Which is not to say that there are no issues regarding availability of drugs in low- and middle-income countries that need to be addressed (seeThe Law of Unintended Consequences Arises in Applying TRIPS to Patented Drug Protection in Developing Countries“; “A Modest Proposal Regarding Drug Pricing in Developing Countries“; “Trying to Find a Solution to the Global Drug Pricing Crisis“).  But there are ways to achieve the lofty goals that are at the root of this message.  As Merck as done with Johnson & Johnson, partnering between pharmaceutical companies can increase the number of doses of the vaccine necessary for global vaccination.  Groups like Gavi (“a Geneva-based funder of vaccines for low-income countries”), the WHO, and the Coalition for Epidemic Preparedness Innovations (CEPI), “a fund based in Oslo that was created to finance and coordinate vaccines for outbreaks” can be involved in an concerted effort to obtain vaccine supplies for the rest of the world.  Western governments with “excess” vaccine reserves can use the auspices of these groups to send doses to low- and middle-income countries and economies (LMICS) and even some “wealthier” countries having the economic capacity to defray some or all of the costs.  Indeed, today the Biden Administration announced it would make available “excess” vaccine doses to countries in need.
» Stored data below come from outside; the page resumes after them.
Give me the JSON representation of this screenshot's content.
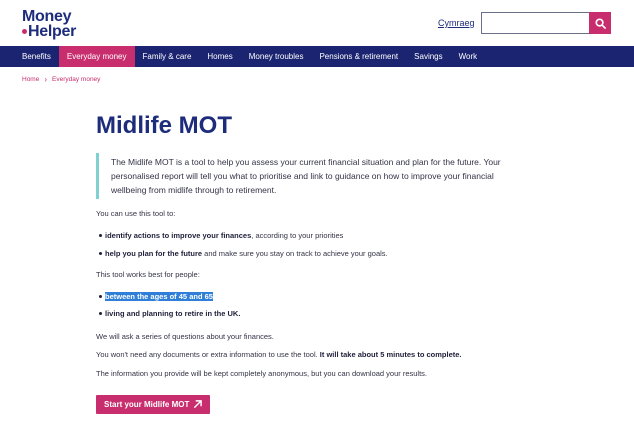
{
  "header": {
    "logo_line1": "Money",
    "logo_line2": "Helper",
    "lang_link": "Cymraeg",
    "search_placeholder": ""
  },
  "nav": {
    "items": [
      "Benefits",
      "Everyday money",
      "Family & care",
      "Homes",
      "Money troubles",
      "Pensions & retirement",
      "Savings",
      "Work"
    ],
    "active_index": 1
  },
  "breadcrumb": {
    "home": "Home",
    "current": "Everyday money"
  },
  "content": {
    "title": "Midlife MOT",
    "intro": "The Midlife MOT is a tool to help you assess your current financial situation and plan for the future. Your personalised report will tell you what to prioritise and link to guidance on how to improve your financial wellbeing from midlife through to retirement.",
    "use_intro": "You can use this tool to:",
    "bullet1_bold": "identify actions to improve your finances",
    "bullet1_rest": ", according to your priorities",
    "bullet2_bold": "help you plan for the future",
    "bullet2_rest": " and make sure you stay on track to achieve your goals.",
    "works_intro": "This tool works best for people:",
    "bullet3": "between the ages of 45 and 65",
    "bullet4": "living and planning to retire in the UK.",
    "ask": "We will ask a series of questions about your finances.",
    "docs_plain": "You won't need any documents or extra information to use the tool. ",
    "docs_bold": "It will take about 5 minutes to complete.",
    "anon": "The information you provide will be kept completely anonymous, but you can download your results.",
    "cta": "Start your Midlife MOT"
  },
  "colors": {
    "brand_blue": "#1d2c7b",
    "nav_bg": "#1b2470",
    "accent_pink": "#c82e6e",
    "intro_border": "#7fd2cf",
    "highlight": "#2f7fd8"
  }
}
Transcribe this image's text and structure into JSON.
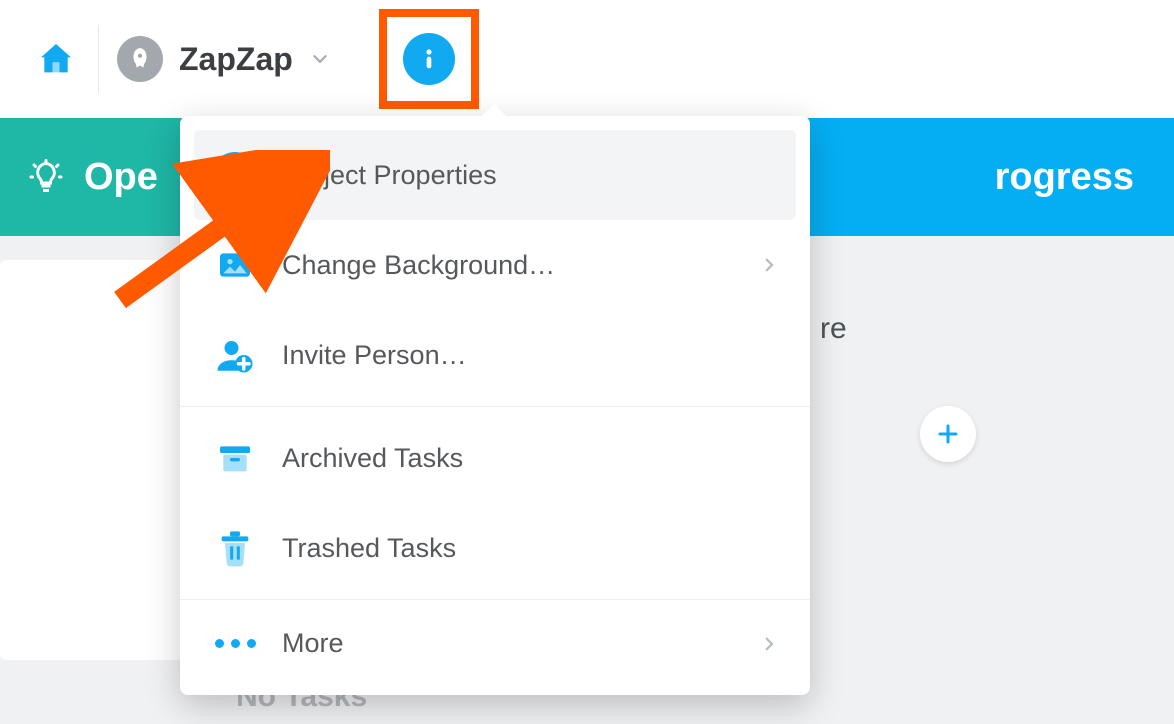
{
  "header": {
    "project_name": "ZapZap"
  },
  "status": {
    "open_label": "Ope",
    "progress_label": "rogress"
  },
  "dropdown": {
    "items": [
      {
        "label": "Project Properties"
      },
      {
        "label": "Change Background…"
      },
      {
        "label": "Invite Person…"
      },
      {
        "label": "Archived Tasks"
      },
      {
        "label": "Trashed Tasks"
      },
      {
        "label": "More"
      }
    ]
  },
  "content": {
    "fragment_text": "re",
    "empty_label": "No Tasks"
  }
}
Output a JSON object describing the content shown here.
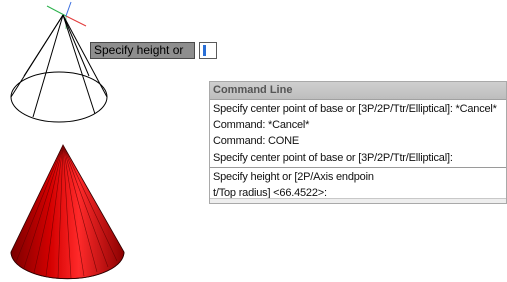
{
  "dynamic_input": {
    "prompt": "Specify height or"
  },
  "command_line": {
    "title": "Command Line",
    "history": [
      "Specify center point of base or [3P/2P/Ttr/Elliptical]: *Cancel*",
      "Command: *Cancel*",
      "Command: CONE",
      "Specify center point of base or [3P/2P/Ttr/Elliptical]:"
    ],
    "current": [
      "Specify height or [2P/Axis endpoin",
      "t/Top radius] <66.4522>:"
    ]
  },
  "colors": {
    "cone_fill": "#d40000",
    "wire": "#000000",
    "axis_x": "#e23a3a",
    "axis_y": "#2bb24c",
    "axis_z": "#3b6fe0"
  }
}
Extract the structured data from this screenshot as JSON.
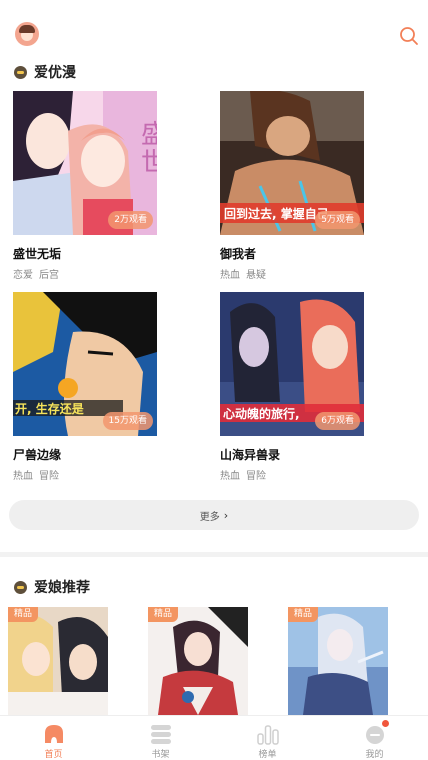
{
  "header": {
    "avatar_icon": "user-avatar",
    "search_icon": "search-icon",
    "accent": "#f27f57"
  },
  "section_love": {
    "title": "爱优漫",
    "items": [
      {
        "title": "盛世无垢",
        "views": "2万观看",
        "tags": [
          "恋爱",
          "后宫"
        ]
      },
      {
        "title": "御我者",
        "views": "5万观看",
        "tags": [
          "热血",
          "悬疑"
        ]
      },
      {
        "title": "尸兽边缘",
        "views": "15万观看",
        "tags": [
          "热血",
          "冒险"
        ]
      },
      {
        "title": "山海异兽录",
        "views": "6万观看",
        "tags": [
          "热血",
          "冒险"
        ]
      }
    ],
    "more_label": "更多"
  },
  "section_recommend": {
    "title": "爱娘推荐",
    "items": [
      {
        "badge": "精品"
      },
      {
        "badge": "精品"
      },
      {
        "badge": "精品"
      }
    ]
  },
  "tabbar": {
    "tabs": [
      {
        "label": "首页",
        "icon": "home-icon",
        "active": true
      },
      {
        "label": "书架",
        "icon": "bookshelf-icon",
        "active": false
      },
      {
        "label": "榜单",
        "icon": "ranking-icon",
        "active": false
      },
      {
        "label": "我的",
        "icon": "profile-icon",
        "active": false
      }
    ]
  }
}
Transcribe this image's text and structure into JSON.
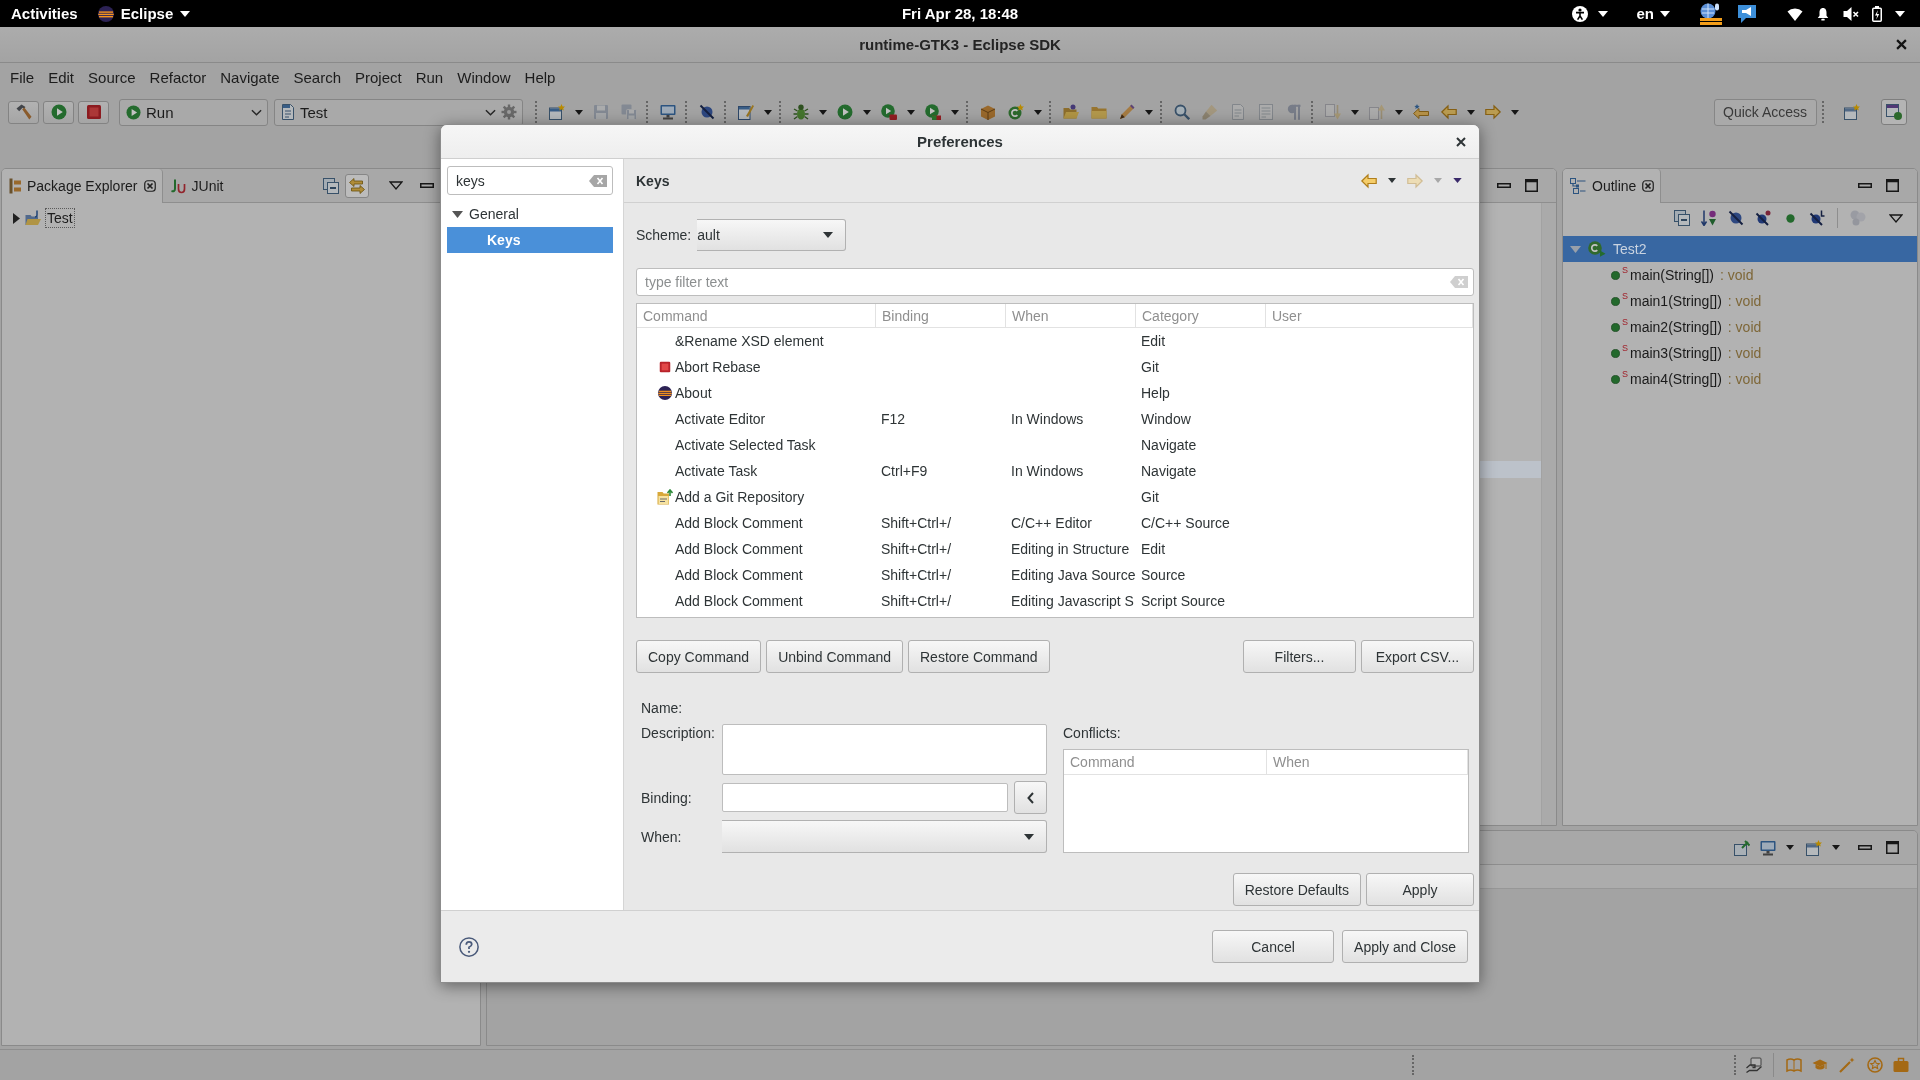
{
  "top_bar": {
    "activities": "Activities",
    "app_menu": "Eclipse",
    "clock": "Fri Apr 28, 18:48",
    "input_source": "en"
  },
  "window": {
    "title": "runtime-GTK3 - Eclipse SDK"
  },
  "menu_bar": [
    "File",
    "Edit",
    "Source",
    "Refactor",
    "Navigate",
    "Search",
    "Project",
    "Run",
    "Window",
    "Help"
  ],
  "toolbar": {
    "launch_buttons": [
      {
        "kind": "build",
        "disabled": false
      },
      {
        "kind": "launch",
        "disabled": false
      },
      {
        "kind": "stop",
        "disabled": false
      }
    ],
    "launch_mode": "Run",
    "launch_configuration": "Test",
    "groups": [
      [
        {
          "kind": "new",
          "disabled": false,
          "menu": true
        },
        {
          "kind": "save",
          "disabled": true,
          "menu": false
        },
        {
          "kind": "save-all",
          "disabled": true,
          "menu": false
        }
      ],
      [
        {
          "kind": "terminal",
          "disabled": false,
          "menu": false
        }
      ],
      [
        {
          "kind": "skip-breakpoints",
          "disabled": false,
          "menu": false
        }
      ],
      [
        {
          "kind": "edit-window",
          "disabled": false,
          "menu": true
        }
      ],
      [
        {
          "kind": "debug",
          "disabled": false,
          "menu": true
        },
        {
          "kind": "run",
          "disabled": false,
          "menu": true
        },
        {
          "kind": "run-external",
          "disabled": false,
          "menu": true
        },
        {
          "kind": "coverage",
          "disabled": false,
          "menu": true
        }
      ],
      [
        {
          "kind": "new-package",
          "disabled": false,
          "menu": false
        },
        {
          "kind": "new-class",
          "disabled": false,
          "menu": true
        }
      ],
      [
        {
          "kind": "open-project",
          "disabled": false,
          "menu": false
        },
        {
          "kind": "open-type",
          "disabled": false,
          "menu": false
        },
        {
          "kind": "marker",
          "disabled": false,
          "menu": true
        }
      ],
      [
        {
          "kind": "search",
          "disabled": false,
          "menu": false
        },
        {
          "kind": "highlight",
          "disabled": true,
          "menu": false
        },
        {
          "kind": "block-select",
          "disabled": true,
          "menu": false
        },
        {
          "kind": "word-wrap",
          "disabled": true,
          "menu": false
        },
        {
          "kind": "whitespace",
          "disabled": true,
          "menu": false
        }
      ],
      [
        {
          "kind": "next-annotation",
          "disabled": true,
          "menu": true
        },
        {
          "kind": "previous-annotation",
          "disabled": true,
          "menu": true
        },
        {
          "kind": "last-edit",
          "disabled": false,
          "menu": false
        },
        {
          "kind": "back",
          "disabled": false,
          "menu": true
        },
        {
          "kind": "forward",
          "disabled": false,
          "menu": true
        }
      ]
    ],
    "quick_access": {
      "placeholder": "Quick Access"
    },
    "perspectives": [
      {
        "kind": "open-perspective",
        "selected": false
      },
      {
        "kind": "java",
        "selected": true
      }
    ]
  },
  "package_explorer": {
    "tabs": [
      {
        "kind": "packages",
        "label": "Package Explorer",
        "selected": true
      },
      {
        "kind": "tests",
        "label": "JUnit",
        "selected": false
      }
    ],
    "link_with_editor": {
      "on": true
    },
    "tree": [
      {
        "label": "Test",
        "expanded": false,
        "selected": false,
        "focused": true
      }
    ]
  },
  "outline": {
    "tabs": [
      {
        "kind": "outline",
        "label": "Outline",
        "selected": true
      }
    ],
    "toolbar": [
      [
        {
          "kind": "collapse-all",
          "disabled": false
        },
        {
          "kind": "sort",
          "disabled": false
        },
        {
          "kind": "hide-fields",
          "disabled": false
        },
        {
          "kind": "hide-static",
          "disabled": false
        },
        {
          "kind": "hide-non-public",
          "disabled": false
        },
        {
          "kind": "hide-local-types",
          "disabled": false
        }
      ],
      [
        {
          "kind": "group",
          "disabled": true
        }
      ]
    ],
    "tree": [
      {
        "label": "Test2",
        "expanded": true,
        "selected": true,
        "children": [
          {
            "modifier": "S",
            "signature": "main(String[])",
            "return_type": ": void",
            "selected": false
          },
          {
            "modifier": "S",
            "signature": "main1(String[])",
            "return_type": ": void",
            "selected": false
          },
          {
            "modifier": "S",
            "signature": "main2(String[])",
            "return_type": ": void",
            "selected": false
          },
          {
            "modifier": "S",
            "signature": "main3(String[])",
            "return_type": ": void",
            "selected": false
          },
          {
            "modifier": "S",
            "signature": "main4(String[])",
            "return_type": ": void",
            "selected": false
          }
        ]
      }
    ]
  },
  "dialog": {
    "title": "Preferences",
    "search": {
      "value": "keys"
    },
    "tree": [
      {
        "label": "General",
        "expanded": true,
        "selected": false,
        "children": [
          {
            "label": "Keys",
            "selected": true
          }
        ]
      }
    ],
    "page_title": "Keys",
    "history": {
      "back": {
        "disabled": false
      },
      "forward": {
        "disabled": true
      }
    },
    "scheme": {
      "label": "Scheme:",
      "value": "ault"
    },
    "filter": {
      "placeholder": "type filter text"
    },
    "bindings": {
      "columns": [
        "Command",
        "Binding",
        "When",
        "Category",
        "User"
      ],
      "rows": [
        {
          "kind": "plain",
          "command": "&Rename XSD element",
          "category": "Edit"
        },
        {
          "kind": "stop",
          "command": "Abort Rebase",
          "category": "Git"
        },
        {
          "kind": "eclipse",
          "command": "About",
          "category": "Help"
        },
        {
          "kind": "plain",
          "command": "Activate Editor",
          "binding": "F12",
          "when": "In Windows",
          "category": "Window"
        },
        {
          "kind": "plain",
          "command": "Activate Selected Task",
          "category": "Navigate"
        },
        {
          "kind": "plain",
          "command": "Activate Task",
          "binding": "Ctrl+F9",
          "when": "In Windows",
          "category": "Navigate"
        },
        {
          "kind": "git",
          "command": "Add a Git Repository",
          "category": "Git"
        },
        {
          "kind": "plain",
          "command": "Add Block Comment",
          "binding": "Shift+Ctrl+/",
          "when": "C/C++ Editor",
          "category": "C/C++ Source"
        },
        {
          "kind": "plain",
          "command": "Add Block Comment",
          "binding": "Shift+Ctrl+/",
          "when": "Editing in Structure",
          "category": "Edit"
        },
        {
          "kind": "plain",
          "command": "Add Block Comment",
          "binding": "Shift+Ctrl+/",
          "when": "Editing Java Source",
          "category": "Source"
        },
        {
          "kind": "plain",
          "command": "Add Block Comment",
          "binding": "Shift+Ctrl+/",
          "when": "Editing Javascript S",
          "category": "Script Source"
        }
      ]
    },
    "command_buttons": [
      {
        "label": "Copy Command"
      },
      {
        "label": "Unbind Command"
      },
      {
        "label": "Restore Command"
      }
    ],
    "table_buttons": [
      {
        "label": "Filters..."
      },
      {
        "label": "Export CSV..."
      }
    ],
    "name": {
      "label": "Name:"
    },
    "description": {
      "label": "Description:"
    },
    "binding": {
      "label": "Binding:"
    },
    "when": {
      "label": "When:"
    },
    "conflicts": {
      "label": "Conflicts:",
      "columns": [
        "Command",
        "When"
      ]
    },
    "page_buttons": [
      {
        "label": "Restore Defaults"
      },
      {
        "label": "Apply"
      }
    ],
    "footer_buttons": [
      {
        "label": "Cancel"
      },
      {
        "label": "Apply and Close"
      }
    ]
  }
}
And the motivations for such efforts need not rely exclusively on altruism; as has become evident recently the virus has the capacity to mutate in ways that variants of unknown resistance to current vaccines can arise.  Vaccines, particularly the mRNA-base vaccines, may not be effective against these variants (seeDo mRNA-based COVID Vaccines Have an Achilles Heel?”) and thus it is in everyone’s interest to extend vaccination globally (regardless of how daunting that challenge may be) to reduce the probability of such variants arising.

SARS-CoV-2 and the COVID pandemic is the greatest global health threat caused by a virus since the influenza pandemic of 1918 (seeThe Great Influenza: The Story of the Deadliest Pandemic in History“) and, before that, enumerable smallpox outbreaks (see “The Fever of 1721: The Epidemic That Revolutionized Medicine and American Politics”).  But the current outcry calls for governments and the rest of us to heed Kipling’s admonition regarding the aspiration to “keep your head when all about you/Are losing theirs and blaming it on you.”  Let’s hope they can do so.

* Ironically (or perhaps a basis for their position on the patent suppression suggestion), in South Africa “the existing patent system . . . plays a key role in stifling – rather than stimulating – innovation”; seeDo mRNA-based COVID Vaccines Have an Achilles Heel?

** Pathetically, the Indian government has “come[] under fire for forcing states and private buyers to pay more for scarce vaccine even while France and Germany are preparing to send aid (in the form of vaccine doses), according to the Financial Times of London (seeUS and Europe to send aid to fight India’s coronavirus surge” (subscription required)).